PZ linked to this, which I didn't include: The neuropsychology of zombies
George Romero, the man behind "Night of the Living Dead," may not be a neuroscientist, but he and the zombie-auteurs who followed him have an uncanny understanding of the brain works, according to Schlozman. The first part is fairly intuitive. Zombies are humans whose own brains have regressed to the level of a crocodile's, the filters between primal urges and action entirely erased. (See flesh, eat flesh.) In contrast, the protagonists in zombie films, the survivors, retain the brain functions that tamp down primal reactions before passing them on to the higher cortical regions.
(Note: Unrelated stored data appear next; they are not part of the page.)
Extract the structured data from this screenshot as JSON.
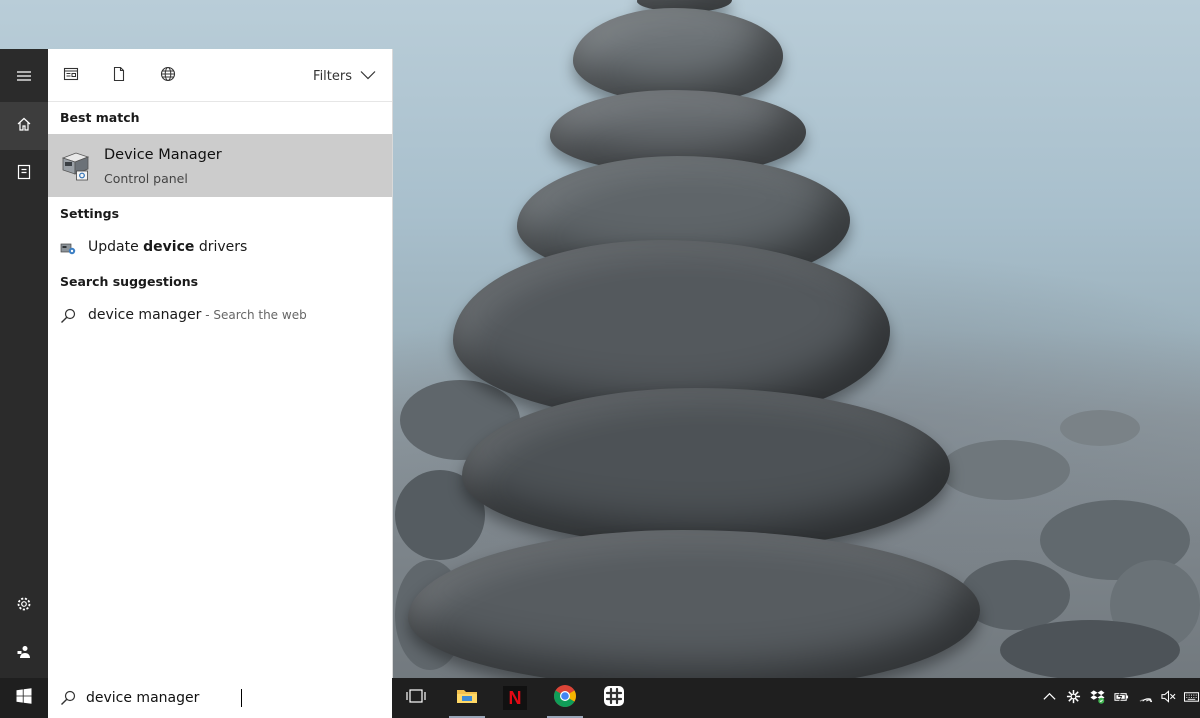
{
  "start_menu": {
    "rail": {
      "items": [
        {
          "name": "expand",
          "icon": "hamburger-icon"
        },
        {
          "name": "home",
          "icon": "home-icon"
        },
        {
          "name": "notebook",
          "icon": "notebook-icon"
        },
        {
          "name": "settings",
          "icon": "gear-icon"
        },
        {
          "name": "feedback",
          "icon": "feedback-icon"
        }
      ]
    },
    "toolbar": {
      "filter_icons": [
        "apps-icon",
        "documents-icon",
        "web-icon"
      ],
      "filters_label": "Filters"
    },
    "best_match": {
      "header": "Best match",
      "title": "Device Manager",
      "subtitle": "Control panel",
      "icon": "device-manager-icon"
    },
    "settings": {
      "header": "Settings",
      "items": [
        {
          "prefix": "Update ",
          "bold": "device",
          "suffix": " drivers",
          "icon": "device-settings-icon"
        }
      ]
    },
    "suggestions": {
      "header": "Search suggestions",
      "items": [
        {
          "query": "device manager",
          "hint": " - Search the web",
          "icon": "search-icon"
        }
      ]
    }
  },
  "taskbar": {
    "search": {
      "value": "device manager",
      "placeholder": ""
    },
    "apps": [
      {
        "name": "task-view",
        "icon": "task-view-icon"
      },
      {
        "name": "file-explorer",
        "icon": "folder-icon"
      },
      {
        "name": "netflix",
        "icon": "netflix-icon",
        "glyph": "N"
      },
      {
        "name": "chrome",
        "icon": "chrome-icon"
      },
      {
        "name": "slack",
        "icon": "slack-icon"
      }
    ],
    "tray": [
      "chevron-up-icon",
      "network-settings-icon",
      "dropbox-icon",
      "battery-icon",
      "wifi-icon",
      "volume-muted-icon",
      "keyboard-icon"
    ]
  },
  "colors": {
    "rail_bg": "#2b2b2b",
    "taskbar_bg": "#1f1f1f",
    "selected_bg": "#cccccc",
    "netflix_red": "#e50914"
  }
}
They think before they act -- at first.
And that's the crux of one of Schlozman's arguments: The story changes as the situation grows grimmer. Here, the professor draws on "mirror neuron" theory, which holds that humans are hard-wired to reflect the psychological states of the people around them. (Show a test subject a short film of a face displaying disgust, or pleasure, and regions of the brain associated with those feelings activate in the subject.)
Unable to relate to the hordes of undead, the survivors in zombie films enter a spiral of despair, feeding off the panic and hopelessness of the uninfected people around them. At the bottom of the spiral comes a crucial psychological moment, Schlozman tells Brainiac, one that you'll find in most zombie flicks:
The protagonists rush out of whatever symbolic structure they happen to be walled up in (churches, malls, etc) and rather than letting the Zombies simply devour them, they try to kill as many Zombies as they can even though they know it's useless! They fully expect to die.